BACKGROUND
The COVID-19 pandemic, characterized by varying lockdown durations across different nations and overcrowding in healthcare facilities, has introduced novel challenges in the realm of disease forecasting. One of the pressing issues has been the management of missing data stemming from diverse sources
OBJECTIVE
To show how handling missing data can effect estimates of the COVID-19 incidence rate (CIR).
METHODS
The current study used data from the surveillance system of COVID-19/SAR-CoV-2 patients treated at the National Institute of Hygiene and Epidemiology, Hanoi, Vietnam. We randomly removed missing data that were completely at random (MCAR) from 5% to 30% with a break of 5% each time in the variable daily case load of COVID-19. We selected six analytical methods to assess the effects of handling missing data which were backfill imputation, moving average, median imputation, maximum likelihood, linear interpolation, and the Autoregressive integrated moving average (ARIMA) model.
RESULTS
During the Zero-COVID period, the median imputation method yielded lower mean absolute crude bias (ACB) and mean crude root mean square error (RMSE) values compared to the other methods, irrespective of the extent of missing data; the median imputation method exhibited the lowest mean absolute percentage change (APC) in the CIR. During the Transition period, the ARIMA model of imputation demonstrated the lowest mean ACB across all levels of missing data and the lowest mean APC values.

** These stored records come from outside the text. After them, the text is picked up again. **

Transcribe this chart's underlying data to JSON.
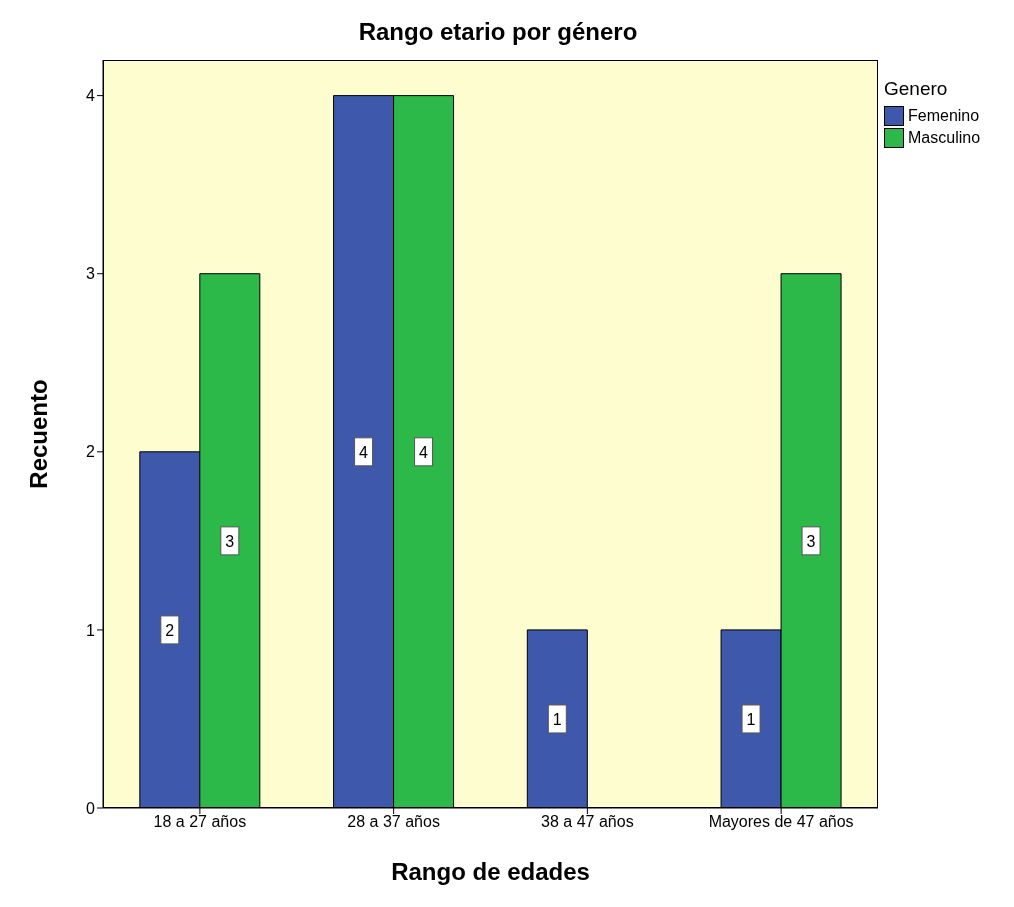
{
  "chart_data": {
    "type": "bar",
    "title": "Rango etario por género",
    "xlabel": "Rango de edades",
    "ylabel": "Recuento",
    "legend_title": "Genero",
    "categories": [
      "18 a 27 años",
      "28 a 37 años",
      "38 a 47 años",
      "Mayores de 47 años"
    ],
    "series": [
      {
        "name": "Femenino",
        "color": "#3e58ac",
        "values": [
          2,
          4,
          1,
          1
        ],
        "value_labels": [
          "2",
          "4",
          "1",
          "1"
        ]
      },
      {
        "name": "Masculino",
        "color": "#2db84a",
        "values": [
          3,
          4,
          0,
          3
        ],
        "value_labels": [
          "3",
          "4",
          null,
          "3"
        ]
      }
    ],
    "ylim": [
      0,
      4.2
    ],
    "yticks": [
      0,
      1,
      2,
      3,
      4
    ],
    "grid": false,
    "legend": "top right"
  }
}
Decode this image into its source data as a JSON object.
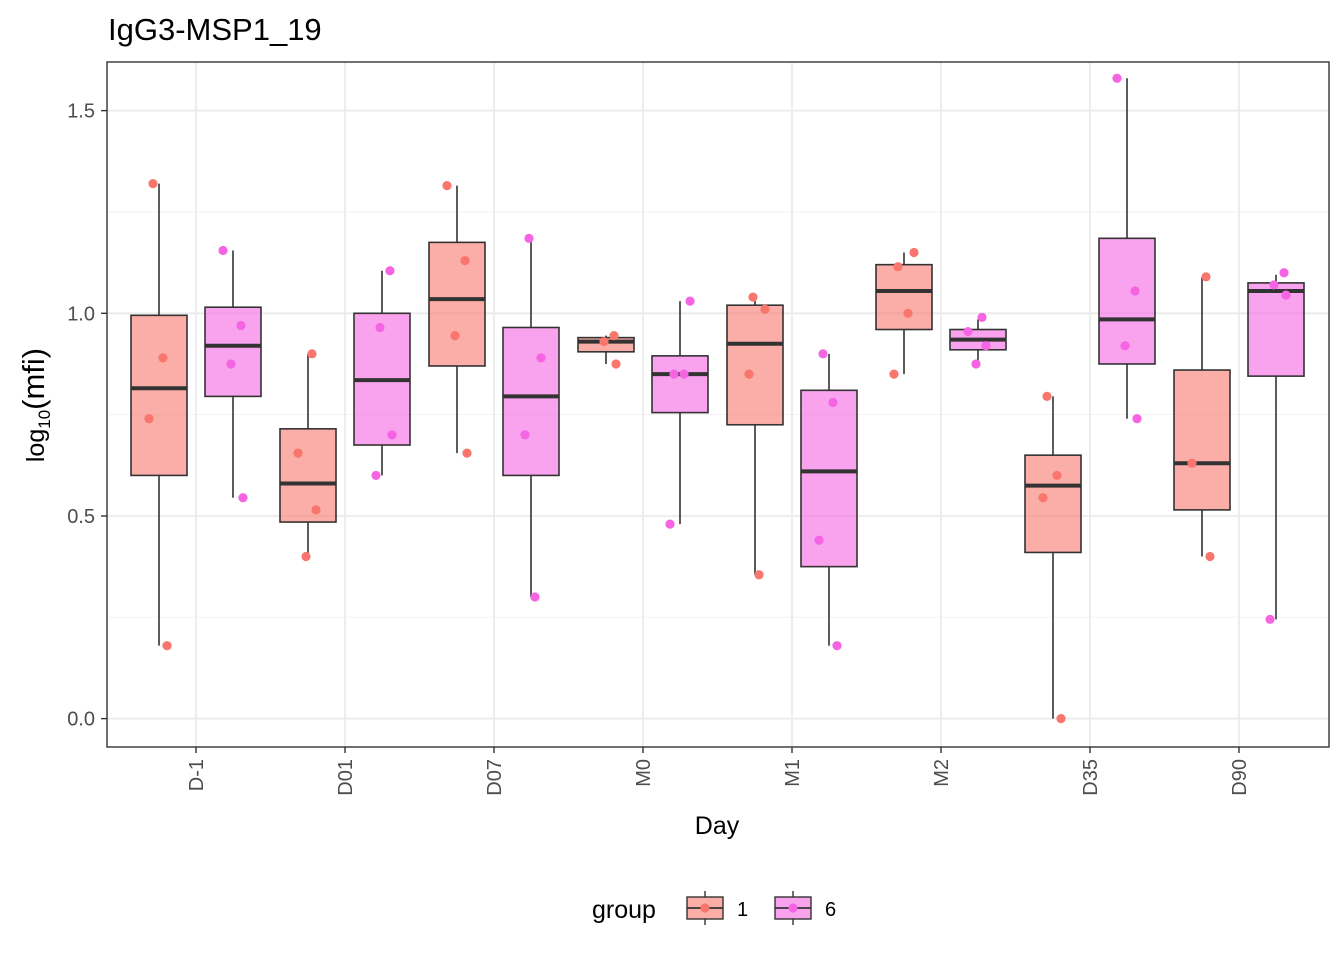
{
  "chart_data": {
    "type": "boxplot",
    "title": "IgG3-MSP1_19",
    "xlabel": "Day",
    "ylabel_base": "log",
    "ylabel_sub": "10",
    "ylabel_arg": "(mfi)",
    "ylim": [
      -0.07,
      1.62
    ],
    "yticks": [
      0.0,
      0.5,
      1.0,
      1.5
    ],
    "ytick_labels": [
      "0.0",
      "0.5",
      "1.0",
      "1.5"
    ],
    "categories": [
      "D-1",
      "D01",
      "D07",
      "M0",
      "M1",
      "M2",
      "D35",
      "D90"
    ],
    "grid": true,
    "legend": {
      "title": "group",
      "position": "bottom",
      "entries": [
        {
          "label": "1",
          "fill": "#F8766D",
          "point": "#F8766D"
        },
        {
          "label": "6",
          "fill": "#F564E3",
          "point": "#F564E3"
        }
      ]
    },
    "series": [
      {
        "name": "1",
        "fill": "#F8766D",
        "boxes": [
          {
            "category": "D-1",
            "min": 0.18,
            "q1": 0.6,
            "median": 0.815,
            "q3": 0.995,
            "max": 1.32
          },
          {
            "category": "D01",
            "min": 0.4,
            "q1": 0.485,
            "median": 0.58,
            "q3": 0.715,
            "max": 0.9
          },
          {
            "category": "D07",
            "min": 0.655,
            "q1": 0.87,
            "median": 1.035,
            "q3": 1.175,
            "max": 1.315
          },
          {
            "category": "M0",
            "min": 0.875,
            "q1": 0.905,
            "median": 0.93,
            "q3": 0.94,
            "max": 0.945
          },
          {
            "category": "M1",
            "min": 0.355,
            "q1": 0.725,
            "median": 0.925,
            "q3": 1.02,
            "max": 1.04
          },
          {
            "category": "M2",
            "min": 0.85,
            "q1": 0.96,
            "median": 1.055,
            "q3": 1.12,
            "max": 1.15
          },
          {
            "category": "D35",
            "min": 0.0,
            "q1": 0.41,
            "median": 0.575,
            "q3": 0.65,
            "max": 0.795
          },
          {
            "category": "D90",
            "min": 0.4,
            "q1": 0.515,
            "median": 0.63,
            "q3": 0.86,
            "max": 1.09
          }
        ],
        "points": [
          {
            "category": "D-1",
            "values": [
              1.32,
              0.89,
              0.74,
              0.18
            ]
          },
          {
            "category": "D01",
            "values": [
              0.9,
              0.655,
              0.515,
              0.4
            ]
          },
          {
            "category": "D07",
            "values": [
              1.315,
              1.13,
              0.945,
              0.655
            ]
          },
          {
            "category": "M0",
            "values": [
              0.945,
              0.93,
              0.875
            ]
          },
          {
            "category": "M1",
            "values": [
              1.04,
              1.01,
              0.85,
              0.355
            ]
          },
          {
            "category": "M2",
            "values": [
              1.15,
              1.115,
              1.0,
              0.85
            ]
          },
          {
            "category": "D35",
            "values": [
              0.795,
              0.6,
              0.545,
              0.0
            ]
          },
          {
            "category": "D90",
            "values": [
              1.09,
              0.63,
              0.4
            ]
          }
        ]
      },
      {
        "name": "6",
        "fill": "#F564E3",
        "boxes": [
          {
            "category": "D-1",
            "min": 0.545,
            "q1": 0.795,
            "median": 0.92,
            "q3": 1.015,
            "max": 1.155
          },
          {
            "category": "D01",
            "min": 0.6,
            "q1": 0.675,
            "median": 0.835,
            "q3": 1.0,
            "max": 1.105
          },
          {
            "category": "D07",
            "min": 0.3,
            "q1": 0.6,
            "median": 0.795,
            "q3": 0.965,
            "max": 1.185
          },
          {
            "category": "M0",
            "min": 0.48,
            "q1": 0.755,
            "median": 0.85,
            "q3": 0.895,
            "max": 1.03
          },
          {
            "category": "M1",
            "min": 0.18,
            "q1": 0.375,
            "median": 0.61,
            "q3": 0.81,
            "max": 0.9
          },
          {
            "category": "M2",
            "min": 0.875,
            "q1": 0.91,
            "median": 0.935,
            "q3": 0.96,
            "max": 0.985
          },
          {
            "category": "D35",
            "min": 0.74,
            "q1": 0.875,
            "median": 0.985,
            "q3": 1.185,
            "max": 1.58
          },
          {
            "category": "D90",
            "min": 0.245,
            "q1": 0.845,
            "median": 1.055,
            "q3": 1.075,
            "max": 1.095
          }
        ],
        "points": [
          {
            "category": "D-1",
            "values": [
              1.155,
              0.97,
              0.875,
              0.545
            ]
          },
          {
            "category": "D01",
            "values": [
              1.105,
              0.965,
              0.7,
              0.6
            ]
          },
          {
            "category": "D07",
            "values": [
              1.185,
              0.89,
              0.7,
              0.3
            ]
          },
          {
            "category": "M0",
            "values": [
              1.03,
              0.85,
              0.85,
              0.48
            ]
          },
          {
            "category": "M1",
            "values": [
              0.9,
              0.78,
              0.44,
              0.18
            ]
          },
          {
            "category": "M2",
            "values": [
              0.99,
              0.955,
              0.92,
              0.875
            ]
          },
          {
            "category": "D35",
            "values": [
              1.58,
              1.055,
              0.92,
              0.74
            ]
          },
          {
            "category": "D90",
            "values": [
              1.1,
              1.07,
              1.045,
              0.245
            ]
          }
        ]
      }
    ]
  }
}
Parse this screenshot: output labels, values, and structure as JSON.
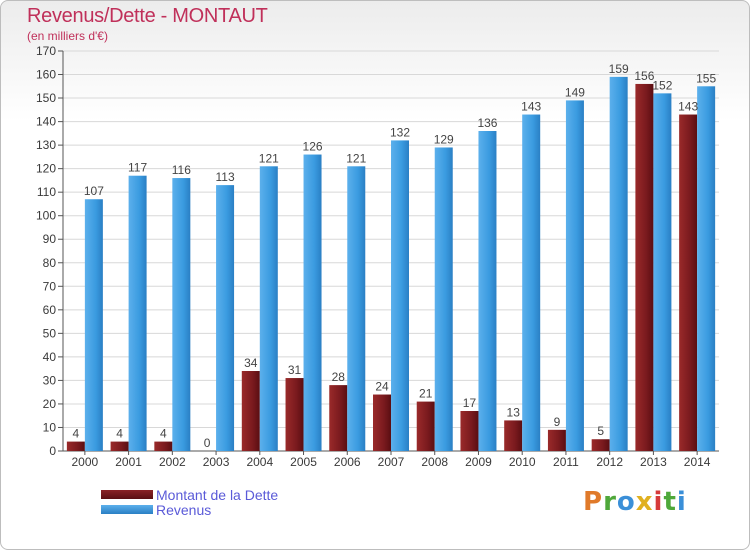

During the New-normal period, the backfill and linear interpolation methods demonstrated the lowest mean ACB across all levels of missing data and relatively lower mean APC values compared with the other imputation methods.
CONCLUSIONS
Our study emphasizes the importance of choosing the most appropriate missing data handling method, in the context of a specific disease situation, to ensure reliable estimates of the CIR.